La Bourgogne défend sa trame orange
Espaces naturels n°34 - avril 2011
Samuel Gomez
Conservatoire des sites naturels bourguignons
Émilie Weber
Conservatoire botanique national du Bassin parisien
Et pourquoi pas une sous-trame Pelouses sèches ? Elle est à même d’intégrer le schéma régional de cohérence écologique. Méthodologie suivie par le Conservatoire des sites naturels bourguignons.
Les pelouses calcaires figurent parmi les habitats naturels les plus emblématiques et les plus représentatifs de Bourgogne. Ces espaces semi-naturels souffrent, notamment, de l’abandon des pratiques agropastorales extensives et la mobilisation d’acteurs et de moyens ne suffit pas à garantir la pérennité de ces milieux morcelés qui ne couvrent plus que 8 000 ha, soit 0,2 % de la superficie régionale.
La définition d’un réseau fonctionnel de pelouses était donc nécessaire pour mettre en œuvre des actions efficientes.
Menée par le Conservatoire des sites naturels bourguignons en 2010, une première opération-test opte pour travailler à l’échelle d’une petite région naturelle, de 10 000 à 20 000 km². Cette dimension permet de s’inscrire dans des perspectives pragmatiques et rapidement opérationnelles.
Trois grandes étapes sont tour à tour suivies.
1. Identifier les pelouses calcaires du territoire par le biais de l’inventaire bibliographique et cartographique (photographie aérienne). Une première enveloppe de périmètres de pelouses calcaires peut ainsi être définie. Elle est affinée par une prospection de terrain afin de préciser les limites des pelouses identifiées. Attention à ne pas sous-estimer cette étape à la fois primordiale et chronophage (une semaine pour 100 ha de pelouses calcaires !)
2. Hiérarchiser les sites prospectés. Cette démarche, qui s’inspire des méthodes de Berthoud et FNE (cf. en savoir plus), consiste à noter chaque pelouse calcaire en s’appuyant sur trois facteurs (déclinés en trente-trois modalités, cf. tableau 2) :
• l’intérêt écologique (qualité intrinsèque) en s’appuyant sur une entrée habitats naturels ;
• la capacité : les caractéristiques géographiques, environnementales et administratives du site lui conférant une aptitude d’acquisition ou de maintien de ses éléments naturels en termes de potentialités écologiques ;
• la fonctionnalité du site au sein du réseau. En effet, sans être déterminante, l’analyse des distances inter-sites est, à ce titre, un bon indicateur de « l’état de santé » des connexions entre les différents noyaux des pelouses.
Le seuil de connectivité choisi a été de 100 m. Il correspond à la capacité de déplacement d’une majorité d’espèces macroscopiques, incluant les moins mobiles comme l’entomofaune terrestre.
3. Identifier des continuums écologiques et des zones de rupture, sous l’angle d’une analyse spatiale. La méthode d’analyse repose sur le concept de perméabilité des milieux et renvoie à la facilité de dispersion des espèces dans le paysage (d’après Bal et David 2009). Cette étape permet de tester la connectivité globale du paysage, indépendamment de sa valeur écologique.
L’extension potentielle du continuum est modélisée en se basant sur des données d’occupation du sol, croisées avec une analyse de la résistance des différentes entités paysagères au déplacement de la faune (SIG) (cf. tableau 1).
Comptez deux semaines de travail d’analyse cartographique pour 10 000 hectares.

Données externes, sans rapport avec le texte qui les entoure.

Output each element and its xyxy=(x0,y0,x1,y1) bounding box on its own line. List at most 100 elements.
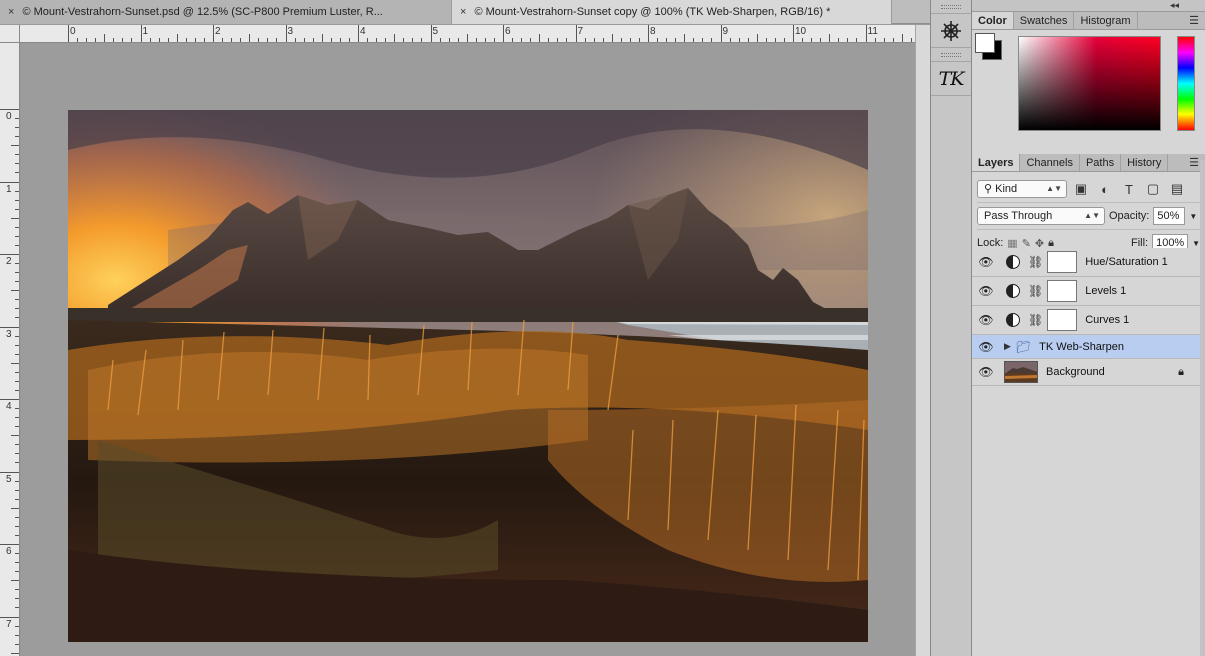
tab-color[interactable]: Color xyxy=(972,12,1014,29)
ruler-tick xyxy=(15,453,19,455)
ruler-tick xyxy=(11,362,19,364)
color-spectrum-field[interactable] xyxy=(1018,36,1161,131)
hue-slider[interactable] xyxy=(1177,36,1195,131)
chain-link-icon[interactable]: ⛓︎ xyxy=(1028,284,1043,298)
document-tab-web[interactable]: × © Mount-Vestrahorn-Sunset copy @ 100% … xyxy=(452,0,892,24)
compass-wheel-icon[interactable] xyxy=(931,14,971,48)
filter-kind-select[interactable]: ⚲ Kind ▲▼ xyxy=(977,180,1067,198)
ruler-tick xyxy=(176,34,178,42)
layer-row[interactable]: 👁︎ ⛓︎ Levels 1 xyxy=(972,277,1200,306)
adjustment-layer-filter-icon[interactable]: ◐ xyxy=(1095,180,1115,198)
expand-arrow-icon[interactable]: ▶ xyxy=(1004,341,1011,352)
ruler-tick xyxy=(15,634,19,636)
pixel-layer-filter-icon[interactable]: ▣ xyxy=(1071,180,1091,198)
ruler-tick xyxy=(457,38,459,42)
ruler-tick xyxy=(593,38,595,42)
chain-link-icon[interactable]: ⛓︎ xyxy=(1028,313,1043,327)
layer-row[interactable]: 👁︎ ⛓︎ Hue/Saturation 1 xyxy=(972,248,1200,277)
ruler-tick xyxy=(11,290,19,292)
ruler-tick xyxy=(15,625,19,627)
type-layer-filter-icon[interactable]: T xyxy=(1119,180,1139,198)
ruler-label: 0 xyxy=(70,26,76,37)
ruler-tick xyxy=(385,38,387,42)
tab-history[interactable]: History xyxy=(1121,154,1169,171)
chevron-down-icon[interactable]: ▼ xyxy=(1189,212,1197,221)
document-tab-print[interactable]: × © Mount-Vestrahorn-Sunset.psd @ 12.5% … xyxy=(0,0,452,24)
ruler-tick xyxy=(348,38,350,42)
ruler-tick xyxy=(68,25,69,42)
ruler-tick xyxy=(15,444,19,446)
ruler-tick xyxy=(15,344,19,346)
ruler-tick xyxy=(611,34,613,42)
ruler-tick xyxy=(711,38,713,42)
smart-object-filter-icon[interactable]: ▤ xyxy=(1167,180,1187,198)
ruler-tick xyxy=(131,38,133,42)
chain-link-icon[interactable]: ⛓︎ xyxy=(1028,255,1043,269)
tk-panel-button[interactable]: TK xyxy=(931,62,971,96)
filter-kind-value: Kind xyxy=(995,183,1018,195)
strip-grip[interactable] xyxy=(931,0,971,14)
layer-thumbnail[interactable] xyxy=(1004,361,1038,383)
ruler-label: 1 xyxy=(142,26,149,37)
collapse-panels-button[interactable]: ◂◂ xyxy=(972,0,1205,12)
strip-grip[interactable] xyxy=(931,48,971,62)
background-layer-row[interactable]: 👁︎ Background 🔒︎ xyxy=(972,359,1200,386)
eye-icon[interactable]: 👁︎ xyxy=(972,313,1000,327)
layer-mask-thumbnail[interactable] xyxy=(1047,251,1078,273)
ruler-tick xyxy=(702,38,704,42)
ruler-tick xyxy=(11,652,19,654)
ruler-origin[interactable] xyxy=(0,25,20,43)
ruler-tick xyxy=(15,389,19,391)
ruler-tick xyxy=(15,462,19,464)
ruler-tick xyxy=(675,38,677,42)
tab-histogram[interactable]: Histogram xyxy=(1074,12,1138,29)
layer-mask-thumbnail[interactable] xyxy=(1047,309,1078,331)
ruler-tick xyxy=(367,38,369,42)
ruler-tick xyxy=(258,38,260,42)
layer-mask-thumbnail[interactable] xyxy=(1047,280,1078,302)
eye-icon[interactable]: 👁︎ xyxy=(972,365,1000,379)
vertical-ruler[interactable]: 0 1 2 3 4 5 6 7 xyxy=(0,43,20,656)
ruler-tick xyxy=(294,38,296,42)
shape-layer-filter-icon[interactable]: ▢ xyxy=(1143,180,1163,198)
panel-menu-icon[interactable]: ☰ xyxy=(1189,156,1199,169)
canvas-scrollbar[interactable] xyxy=(915,25,930,656)
layer-row[interactable]: 👁︎ ⛓︎ Curves 1 xyxy=(972,306,1200,335)
ruler-tick xyxy=(774,38,776,42)
tab-channels[interactable]: Channels xyxy=(1020,154,1080,171)
ruler-tick xyxy=(856,38,858,42)
horizontal-ruler[interactable]: 0 1 2 3 4 5 6 7 8 9 10 11 xyxy=(20,25,915,43)
ruler-tick xyxy=(15,272,19,274)
eye-icon[interactable]: 👁︎ xyxy=(972,284,1000,298)
ruler-tick xyxy=(267,38,269,42)
ruler-tick xyxy=(503,25,504,42)
tab-paths[interactable]: Paths xyxy=(1080,154,1122,171)
ruler-label: 2 xyxy=(6,256,12,267)
tab-swatches[interactable]: Swatches xyxy=(1014,12,1075,29)
layer-name: Hue/Saturation 1 xyxy=(1085,256,1168,268)
document-image[interactable] xyxy=(68,110,868,642)
panel-menu-icon[interactable]: ☰ xyxy=(1189,14,1199,27)
eye-icon[interactable]: 👁︎ xyxy=(972,255,1000,269)
ruler-tick xyxy=(0,254,19,255)
ruler-tick xyxy=(466,34,468,42)
panel-scrollbar[interactable] xyxy=(1200,160,1205,656)
close-tab-icon[interactable]: × xyxy=(460,6,466,18)
ruler-tick xyxy=(820,38,822,42)
ruler-tick xyxy=(15,589,19,591)
canvas-area[interactable] xyxy=(21,44,915,656)
foreground-color-swatch[interactable] xyxy=(975,33,995,53)
opacity-field[interactable]: 50% xyxy=(1153,207,1186,225)
ruler-tick xyxy=(0,109,19,110)
ruler-tick xyxy=(113,38,115,42)
layer-group-row[interactable]: 👁︎ ▶ 📁︎ TK Web-Sharpen xyxy=(972,335,1200,359)
ruler-tick xyxy=(15,489,19,491)
ruler-tick xyxy=(376,38,378,42)
close-tab-icon[interactable]: × xyxy=(8,6,14,18)
ruler-label: 1 xyxy=(6,183,12,195)
ruler-tick xyxy=(203,38,205,42)
tab-layers[interactable]: Layers xyxy=(972,154,1021,171)
eye-icon[interactable]: 👁︎ xyxy=(972,340,1000,354)
blend-mode-select[interactable]: Pass Through ▲▼ xyxy=(977,207,1105,225)
chevron-down-icon[interactable]: ▼ xyxy=(1192,239,1200,248)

Sur le territoire-test des environs de Clamecy dans la Nièvre, la première étape a permis de recenser près de 219 entités de pelouses calcaires (cf. carte). Plus d’1/3 d’entre elles jouent un rôle de réservoirs de biodiversité ou sites cœur.
Le continuum des pelouses calcicoles tel que modélisé dans la seconde étape couvre environ 3 500 hectares soit près de 28 % de la superficie du territoire d’étude.
Cette grande étendue est un indicateur. Elle permet de mettre en avant l’importance, dans le maillage, des pelouses identifiées et qui ne représentent, elles, que 310 ha, soit 2,5 % du territoire (parmi eux, les sites cœur, couvrent 118 ha, soit 0,9 % du territoire).
Une post-analyse des résultats permettra de compenser les incertitudes et insuffisances de la modélisation.
Ce travail sera poursuivi sur d’autres secteurs à enjeux en Bourgogne afin de parfaire le réseau fonctionnel régional des pelouses calcaires.